The result of this calculation is approximately +0.005, which shows my model overestimates the percent-urban by 0.5%. I find this result adequate but not inspiring, because 0.05% of a census tract (average size in my dataset is 2,436 acres) is 121 acres.

  • R-Squared: I also implemented R-squared to calculate the goodness-of-fit of my prediction to my actual values. For 2011 data, I have an R-squared value of 0.9831. R-squared represents the percent of variance captured by the model out of the total variance. A value of 0.98 is a pleasant surprise, given my inexperience with Spark.

I have included a limited code snippet of calculating R-squared:

# calculate (y - yhat) ^2
def dfM(v,m):
    return math.pow((v - m), 2)
uDFM = udf(dfM, DoubleType())

def calcRsquared(inDATAFRAME):
    # Calculate means
    df_stats = dfPred.select(
        _mean(col('urbany')).alias('ymean'),
        [...]
    ).collect()
    # Add means as columns
    tmpr2 = (dfPred.withColumn("ymean", lit(ymean))
                   [...])

    # Calc dist from means
    tmpr2_ym = (tmpr2.withColumn("ymdist", uDFM('urbany', 'ymean'))
                     [...])

    r2_stats = tmpr2_ym.select(
        _sum(col('yhmdist')).alias('numer'),
        [...]
    ).collect()

    # divide actual y-value mean by lin reg estimated y-value mean
    rsquared = [...]['numer'] / [...]['denom']

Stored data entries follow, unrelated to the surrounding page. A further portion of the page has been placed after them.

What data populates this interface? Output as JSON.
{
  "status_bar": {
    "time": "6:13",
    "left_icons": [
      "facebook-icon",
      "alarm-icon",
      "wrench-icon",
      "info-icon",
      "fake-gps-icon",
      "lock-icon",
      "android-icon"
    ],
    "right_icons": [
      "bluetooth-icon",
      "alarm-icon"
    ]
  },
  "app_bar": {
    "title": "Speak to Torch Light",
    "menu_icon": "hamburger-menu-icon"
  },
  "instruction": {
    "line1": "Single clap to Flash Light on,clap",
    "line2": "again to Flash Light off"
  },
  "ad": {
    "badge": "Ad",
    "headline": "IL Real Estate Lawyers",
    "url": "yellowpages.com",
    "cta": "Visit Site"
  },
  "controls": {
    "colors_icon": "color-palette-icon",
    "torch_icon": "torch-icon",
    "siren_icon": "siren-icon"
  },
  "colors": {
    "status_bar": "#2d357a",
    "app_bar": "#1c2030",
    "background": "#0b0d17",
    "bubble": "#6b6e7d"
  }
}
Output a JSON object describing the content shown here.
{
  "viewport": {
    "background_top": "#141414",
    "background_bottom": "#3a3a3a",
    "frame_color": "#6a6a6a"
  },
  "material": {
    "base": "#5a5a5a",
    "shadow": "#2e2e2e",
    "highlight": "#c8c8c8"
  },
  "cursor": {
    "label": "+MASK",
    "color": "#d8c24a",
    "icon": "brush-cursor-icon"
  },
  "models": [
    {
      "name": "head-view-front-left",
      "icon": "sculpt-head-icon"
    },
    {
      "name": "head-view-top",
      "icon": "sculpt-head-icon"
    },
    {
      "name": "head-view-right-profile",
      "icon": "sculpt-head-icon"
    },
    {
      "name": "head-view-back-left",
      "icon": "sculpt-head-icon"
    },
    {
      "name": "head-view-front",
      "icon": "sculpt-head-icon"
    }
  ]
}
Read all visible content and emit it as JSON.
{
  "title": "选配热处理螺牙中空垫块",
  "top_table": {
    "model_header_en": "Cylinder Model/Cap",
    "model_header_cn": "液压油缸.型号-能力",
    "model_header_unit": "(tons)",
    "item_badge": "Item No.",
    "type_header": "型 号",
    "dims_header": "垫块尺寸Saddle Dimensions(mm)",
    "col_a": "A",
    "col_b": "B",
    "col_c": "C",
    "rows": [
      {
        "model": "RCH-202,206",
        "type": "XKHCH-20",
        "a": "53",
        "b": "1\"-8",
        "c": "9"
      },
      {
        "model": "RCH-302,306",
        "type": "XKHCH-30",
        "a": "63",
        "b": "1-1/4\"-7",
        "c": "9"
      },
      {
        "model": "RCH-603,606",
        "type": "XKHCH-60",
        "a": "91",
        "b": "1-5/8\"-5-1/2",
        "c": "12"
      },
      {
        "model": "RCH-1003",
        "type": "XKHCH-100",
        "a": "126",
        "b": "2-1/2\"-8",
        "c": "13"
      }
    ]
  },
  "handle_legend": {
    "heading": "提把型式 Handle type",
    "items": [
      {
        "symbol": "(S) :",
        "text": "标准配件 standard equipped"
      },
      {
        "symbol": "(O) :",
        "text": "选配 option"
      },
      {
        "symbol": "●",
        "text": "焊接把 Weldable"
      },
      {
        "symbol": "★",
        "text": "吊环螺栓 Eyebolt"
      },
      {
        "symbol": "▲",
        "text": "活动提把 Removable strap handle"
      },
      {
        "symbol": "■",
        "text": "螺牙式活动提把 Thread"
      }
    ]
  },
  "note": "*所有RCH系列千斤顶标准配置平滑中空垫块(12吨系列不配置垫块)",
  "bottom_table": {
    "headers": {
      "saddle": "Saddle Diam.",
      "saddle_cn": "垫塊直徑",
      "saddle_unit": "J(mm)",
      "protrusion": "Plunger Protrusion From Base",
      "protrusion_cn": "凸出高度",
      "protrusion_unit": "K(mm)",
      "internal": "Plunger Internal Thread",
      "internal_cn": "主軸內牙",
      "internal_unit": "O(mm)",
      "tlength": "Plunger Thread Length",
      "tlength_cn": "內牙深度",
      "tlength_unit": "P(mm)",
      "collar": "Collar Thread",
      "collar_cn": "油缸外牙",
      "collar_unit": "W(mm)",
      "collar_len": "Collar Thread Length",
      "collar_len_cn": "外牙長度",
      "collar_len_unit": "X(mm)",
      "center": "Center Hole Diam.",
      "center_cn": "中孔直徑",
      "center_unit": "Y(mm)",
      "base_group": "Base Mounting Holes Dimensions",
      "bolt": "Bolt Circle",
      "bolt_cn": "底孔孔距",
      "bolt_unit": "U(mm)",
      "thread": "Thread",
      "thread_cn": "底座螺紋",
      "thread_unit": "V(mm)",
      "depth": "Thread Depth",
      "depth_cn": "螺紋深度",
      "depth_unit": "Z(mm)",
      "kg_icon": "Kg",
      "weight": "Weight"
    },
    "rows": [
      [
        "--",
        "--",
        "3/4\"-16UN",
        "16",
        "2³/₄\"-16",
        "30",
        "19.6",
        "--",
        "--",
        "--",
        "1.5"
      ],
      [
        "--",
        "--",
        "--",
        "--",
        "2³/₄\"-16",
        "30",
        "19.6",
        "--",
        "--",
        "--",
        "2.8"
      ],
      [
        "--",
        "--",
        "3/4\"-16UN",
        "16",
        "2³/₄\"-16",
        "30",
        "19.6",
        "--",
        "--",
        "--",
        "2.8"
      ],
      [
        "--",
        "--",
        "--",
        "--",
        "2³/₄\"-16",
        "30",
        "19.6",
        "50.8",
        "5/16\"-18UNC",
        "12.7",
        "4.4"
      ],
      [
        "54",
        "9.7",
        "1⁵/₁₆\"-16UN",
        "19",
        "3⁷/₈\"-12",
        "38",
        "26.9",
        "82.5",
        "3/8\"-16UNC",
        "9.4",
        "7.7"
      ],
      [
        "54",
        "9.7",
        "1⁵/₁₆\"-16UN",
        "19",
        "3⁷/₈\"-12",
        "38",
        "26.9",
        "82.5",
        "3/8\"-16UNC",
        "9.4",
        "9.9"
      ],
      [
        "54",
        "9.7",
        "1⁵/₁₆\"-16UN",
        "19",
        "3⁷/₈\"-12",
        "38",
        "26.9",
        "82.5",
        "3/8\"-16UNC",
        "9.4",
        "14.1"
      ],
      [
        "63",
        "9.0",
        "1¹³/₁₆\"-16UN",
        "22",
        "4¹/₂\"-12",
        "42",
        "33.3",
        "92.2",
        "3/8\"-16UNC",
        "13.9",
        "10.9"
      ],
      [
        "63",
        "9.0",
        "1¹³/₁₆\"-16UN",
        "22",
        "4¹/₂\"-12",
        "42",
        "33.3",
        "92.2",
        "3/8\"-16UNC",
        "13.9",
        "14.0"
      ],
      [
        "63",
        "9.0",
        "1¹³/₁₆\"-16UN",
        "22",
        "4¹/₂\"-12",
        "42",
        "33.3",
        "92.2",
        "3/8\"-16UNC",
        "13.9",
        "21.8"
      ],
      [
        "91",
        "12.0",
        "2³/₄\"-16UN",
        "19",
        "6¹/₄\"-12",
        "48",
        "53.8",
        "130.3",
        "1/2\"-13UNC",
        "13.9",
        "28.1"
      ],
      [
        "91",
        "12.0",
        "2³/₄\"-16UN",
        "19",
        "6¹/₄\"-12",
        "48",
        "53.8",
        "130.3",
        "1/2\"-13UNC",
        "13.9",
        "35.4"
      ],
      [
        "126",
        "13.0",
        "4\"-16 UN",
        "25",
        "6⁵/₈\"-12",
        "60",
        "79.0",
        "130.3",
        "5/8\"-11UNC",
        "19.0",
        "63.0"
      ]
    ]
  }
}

    print(f"R-Squared is {rsquared}")
    return rsquared   

Aspects Desired

Definitely will do

✔️ Loading my data into Apache Spark

  • Please refer to the Python files in my CANVAS submission

✔️ Analyze the South East region of the United States

  • See Appendix 2 at the end of this page for a map of states, census tracts, and major roadways

✔️ Implementing multiple linear regression in Apache Spark

  • See Apache Spark section above

✔️ Train a model

  • See Apache Spark section above

✔️ Predict urban growth

  • See Results section above

✔️ Export and map the predicted urban growth

  • See Results section above

Likely will do

Use data across the entire United States

  • I did not accomplish this likely goal due to pre-processing time associated with road density. Calculating density for the southeastern United States took atleast 30 minutes depending on which machine was running the R code. With more time, I believe I could expand my analysis.

Would ideally like to do

Import my datasets directly into spark without preprocessing in R or ArcGIS Pro

  • I did not accomplish this stretch-goal because Apache Spark does not have native support for raster image data, and my knowledge of the platform is not yet advanced enough to implement this myself.

Unexpected accomplishments

✔️ Distributed prediction using Spark DataFrames

✔️ Running my code on a Google Cloud Platform cluster

✔️ Loading data from a Google Cloud Storage Bucket

✔️ Documenting projects on GitHub Pages

Challenges

Briefly, here are the challenges encountered during this project.

⚠️ Unit of Analysis

  • My project proposal described my unit of analysis as a raster image pixel. This was ultimately impractical due to Apache Spark's affinity for matricies and tables. With the gracious permission of the instructor, I was able to move to census tracts as my primary unit. Census tracts are given a unique GEOID primary key by the Census which is consistent through time and datasets.

⚠️ Regression type

  • My second error in my project proposal was defining my research question and approach. I intended to implement logistic regression on Apache Spark to determine whether an area had experienced urban growth or not. After digging into the datasets, I found my urban variable was continuous between 0.0 and 1.0. I contacted the instructor who again allowed me to modify my project to work around this mistake.

⚠️ Moving to the cloud

  • Another issue I encountered was moving from local Spark development in a Jupyter Notebook to JupyterLab in the cloud. Not only was the storage medium different (local disk versus HDFS), commands took much longer to start executing in the cloud. While my development pace was slowed by working in the cloud, I knew my code would work there because I could debug as I developed my scripts, not afterwards.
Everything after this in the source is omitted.